Tuesday, July 12, 2011

Remembering Spain


by New Worker
correspondent


This month Londoners stopped to remember the struggle and sacrifice of those who volunteered to defend the Spanish republic against General Franco’s rebels and his Nazi and Italian fascist allies during the Spanish Civil War. The Soviet Union sent arms and materiel to the legitimate Popular Front government but Britain stood aside. Anglo-French imperialism tacitly supported the fascists with a policy of “non-intervention” that prevented the Spanish government from importing British or French arms while turning a blind eye to the intervention of Mussolini’s fascist legions and the Nazi Luftwaffe which ultimately proved decisive.
Some 4,000 volunteers from Britain and Ireland , many of them communists, went to Spain to aid the republican cause fighting in the ranks of the International Brigade or working in front-line medical services.

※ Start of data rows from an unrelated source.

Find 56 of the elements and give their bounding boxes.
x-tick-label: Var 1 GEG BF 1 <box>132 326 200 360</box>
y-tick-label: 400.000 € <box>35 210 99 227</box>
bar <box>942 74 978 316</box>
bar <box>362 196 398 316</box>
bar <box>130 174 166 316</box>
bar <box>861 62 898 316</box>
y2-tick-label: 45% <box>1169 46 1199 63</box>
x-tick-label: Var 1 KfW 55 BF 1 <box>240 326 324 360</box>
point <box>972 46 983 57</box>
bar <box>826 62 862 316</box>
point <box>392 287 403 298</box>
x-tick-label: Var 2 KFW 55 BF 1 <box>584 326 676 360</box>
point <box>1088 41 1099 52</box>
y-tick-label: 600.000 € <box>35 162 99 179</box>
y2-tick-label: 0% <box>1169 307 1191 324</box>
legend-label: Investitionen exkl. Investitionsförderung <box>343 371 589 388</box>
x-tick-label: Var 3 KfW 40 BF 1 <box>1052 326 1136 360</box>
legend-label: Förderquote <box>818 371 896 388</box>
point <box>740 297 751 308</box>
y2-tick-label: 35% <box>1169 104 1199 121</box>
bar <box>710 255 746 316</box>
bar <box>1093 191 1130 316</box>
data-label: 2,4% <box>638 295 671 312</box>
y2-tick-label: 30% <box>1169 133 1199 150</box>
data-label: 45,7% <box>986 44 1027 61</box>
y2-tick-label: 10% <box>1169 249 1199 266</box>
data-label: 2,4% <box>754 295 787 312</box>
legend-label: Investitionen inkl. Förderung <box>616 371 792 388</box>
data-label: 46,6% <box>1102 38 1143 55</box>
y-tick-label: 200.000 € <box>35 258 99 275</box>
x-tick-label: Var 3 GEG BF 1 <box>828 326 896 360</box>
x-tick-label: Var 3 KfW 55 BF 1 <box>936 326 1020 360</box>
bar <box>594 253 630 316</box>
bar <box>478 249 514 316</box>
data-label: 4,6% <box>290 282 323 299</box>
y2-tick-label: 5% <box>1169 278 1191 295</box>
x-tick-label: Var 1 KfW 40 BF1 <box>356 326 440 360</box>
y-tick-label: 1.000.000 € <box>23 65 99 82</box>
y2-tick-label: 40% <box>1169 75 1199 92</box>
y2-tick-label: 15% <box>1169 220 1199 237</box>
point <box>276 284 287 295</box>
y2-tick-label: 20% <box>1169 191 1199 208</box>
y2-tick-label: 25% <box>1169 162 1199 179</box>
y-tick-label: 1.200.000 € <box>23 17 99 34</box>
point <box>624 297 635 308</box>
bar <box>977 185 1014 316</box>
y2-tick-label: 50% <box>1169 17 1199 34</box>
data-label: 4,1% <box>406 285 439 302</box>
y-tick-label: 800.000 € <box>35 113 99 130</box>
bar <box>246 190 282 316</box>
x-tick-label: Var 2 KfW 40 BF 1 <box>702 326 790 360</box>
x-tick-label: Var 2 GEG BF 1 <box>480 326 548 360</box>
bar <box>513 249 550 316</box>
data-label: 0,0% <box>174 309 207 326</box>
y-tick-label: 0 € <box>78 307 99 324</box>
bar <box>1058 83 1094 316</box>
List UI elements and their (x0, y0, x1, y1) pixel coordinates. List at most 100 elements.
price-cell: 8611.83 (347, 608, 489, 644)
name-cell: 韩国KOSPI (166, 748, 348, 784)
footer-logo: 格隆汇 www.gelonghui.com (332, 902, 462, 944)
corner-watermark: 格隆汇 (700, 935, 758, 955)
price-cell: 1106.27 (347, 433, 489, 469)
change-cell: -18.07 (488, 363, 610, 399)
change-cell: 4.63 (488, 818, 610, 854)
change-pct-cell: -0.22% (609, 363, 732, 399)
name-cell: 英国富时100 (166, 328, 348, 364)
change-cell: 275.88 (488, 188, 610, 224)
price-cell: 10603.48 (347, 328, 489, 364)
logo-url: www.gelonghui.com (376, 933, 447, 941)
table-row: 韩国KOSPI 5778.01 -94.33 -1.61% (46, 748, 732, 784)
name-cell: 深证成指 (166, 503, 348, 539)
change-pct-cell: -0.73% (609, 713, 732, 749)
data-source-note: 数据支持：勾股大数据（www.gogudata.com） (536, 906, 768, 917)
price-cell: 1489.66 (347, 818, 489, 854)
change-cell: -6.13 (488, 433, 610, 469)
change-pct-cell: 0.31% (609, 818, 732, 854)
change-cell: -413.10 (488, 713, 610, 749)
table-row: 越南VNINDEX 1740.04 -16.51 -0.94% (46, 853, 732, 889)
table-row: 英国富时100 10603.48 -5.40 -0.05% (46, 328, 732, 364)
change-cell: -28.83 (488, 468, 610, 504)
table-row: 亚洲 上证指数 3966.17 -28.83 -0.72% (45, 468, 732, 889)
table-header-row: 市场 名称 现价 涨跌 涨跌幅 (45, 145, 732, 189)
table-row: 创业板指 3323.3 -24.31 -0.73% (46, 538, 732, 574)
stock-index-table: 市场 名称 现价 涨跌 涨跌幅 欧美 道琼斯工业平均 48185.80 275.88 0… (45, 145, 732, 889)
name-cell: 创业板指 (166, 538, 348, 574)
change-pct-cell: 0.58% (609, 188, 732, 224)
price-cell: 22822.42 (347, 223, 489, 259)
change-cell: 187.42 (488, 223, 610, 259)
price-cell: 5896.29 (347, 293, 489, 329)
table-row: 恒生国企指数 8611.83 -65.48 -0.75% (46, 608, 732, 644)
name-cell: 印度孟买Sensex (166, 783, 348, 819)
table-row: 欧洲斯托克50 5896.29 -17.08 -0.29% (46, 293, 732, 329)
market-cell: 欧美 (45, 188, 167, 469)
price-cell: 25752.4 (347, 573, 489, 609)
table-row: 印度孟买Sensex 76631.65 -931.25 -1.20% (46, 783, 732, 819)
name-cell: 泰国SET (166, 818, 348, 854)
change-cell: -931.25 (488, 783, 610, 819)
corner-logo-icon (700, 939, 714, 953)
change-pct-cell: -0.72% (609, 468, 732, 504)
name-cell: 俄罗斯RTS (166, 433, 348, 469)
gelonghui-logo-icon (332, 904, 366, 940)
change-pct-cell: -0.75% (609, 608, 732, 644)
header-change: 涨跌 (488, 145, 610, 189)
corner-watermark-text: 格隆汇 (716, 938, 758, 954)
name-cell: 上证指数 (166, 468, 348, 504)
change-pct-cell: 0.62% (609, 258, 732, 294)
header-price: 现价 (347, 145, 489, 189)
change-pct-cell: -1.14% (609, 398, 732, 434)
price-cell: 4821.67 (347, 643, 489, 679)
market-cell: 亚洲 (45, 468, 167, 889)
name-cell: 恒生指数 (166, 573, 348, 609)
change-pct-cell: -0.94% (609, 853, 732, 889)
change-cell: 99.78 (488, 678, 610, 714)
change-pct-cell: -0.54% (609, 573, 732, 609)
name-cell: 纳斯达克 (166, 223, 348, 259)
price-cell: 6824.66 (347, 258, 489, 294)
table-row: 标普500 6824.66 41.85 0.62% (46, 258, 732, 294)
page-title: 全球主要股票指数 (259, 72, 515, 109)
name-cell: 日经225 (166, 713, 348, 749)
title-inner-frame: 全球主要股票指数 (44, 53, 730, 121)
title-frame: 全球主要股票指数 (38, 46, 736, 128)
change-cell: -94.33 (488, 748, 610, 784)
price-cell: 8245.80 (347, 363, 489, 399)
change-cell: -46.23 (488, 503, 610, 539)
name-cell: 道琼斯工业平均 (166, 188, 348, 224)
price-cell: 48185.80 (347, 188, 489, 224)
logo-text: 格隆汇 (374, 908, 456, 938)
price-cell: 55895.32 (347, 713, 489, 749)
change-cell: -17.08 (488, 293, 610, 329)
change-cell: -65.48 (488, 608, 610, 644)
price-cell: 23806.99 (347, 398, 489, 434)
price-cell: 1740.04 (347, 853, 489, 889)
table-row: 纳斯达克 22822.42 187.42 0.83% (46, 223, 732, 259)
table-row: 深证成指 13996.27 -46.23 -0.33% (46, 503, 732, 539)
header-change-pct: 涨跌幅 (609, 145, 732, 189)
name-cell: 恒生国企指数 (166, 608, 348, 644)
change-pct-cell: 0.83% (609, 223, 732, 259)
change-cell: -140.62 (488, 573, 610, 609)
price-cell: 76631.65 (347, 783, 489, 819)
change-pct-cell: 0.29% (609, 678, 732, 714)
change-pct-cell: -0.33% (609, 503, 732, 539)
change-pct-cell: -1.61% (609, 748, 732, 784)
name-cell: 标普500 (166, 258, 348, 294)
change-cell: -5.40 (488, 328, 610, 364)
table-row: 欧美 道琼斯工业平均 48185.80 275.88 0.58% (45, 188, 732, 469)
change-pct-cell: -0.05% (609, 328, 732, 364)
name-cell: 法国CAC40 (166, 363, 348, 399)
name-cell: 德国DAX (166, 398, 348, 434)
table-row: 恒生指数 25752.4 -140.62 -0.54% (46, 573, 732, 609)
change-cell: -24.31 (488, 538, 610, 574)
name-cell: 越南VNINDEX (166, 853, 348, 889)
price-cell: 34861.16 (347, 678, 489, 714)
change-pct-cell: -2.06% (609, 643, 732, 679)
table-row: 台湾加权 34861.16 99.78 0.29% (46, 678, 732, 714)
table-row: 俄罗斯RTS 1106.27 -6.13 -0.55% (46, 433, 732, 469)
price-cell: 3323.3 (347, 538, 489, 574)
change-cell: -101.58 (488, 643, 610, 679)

Over 35,000 anti-fascists from all over the world rallied to the call to defend the doomed efforts of the Spanish republic to quell Franco’s rebellion.
This year the International Brigade Memorial Trust is holding a number of events around the country to mark the 75th anniversary of the Brigades' formation in October 1936 starting with the annual ceremony at the brigade memorial in Jubilee Gardens in London’s South Bank on Saturday 2nd July. Guests of honour included the Spanish ambassador and representatives from the Catalan regional government along with delegations from Swedish and German brigader associations. Wreaths were laid by representatives of the British Jewish Ex-Servicemen’s Association and Veterans for Peace from the United States along with those of two surviving veteran volunteers,Thomas Watters and David Lomon.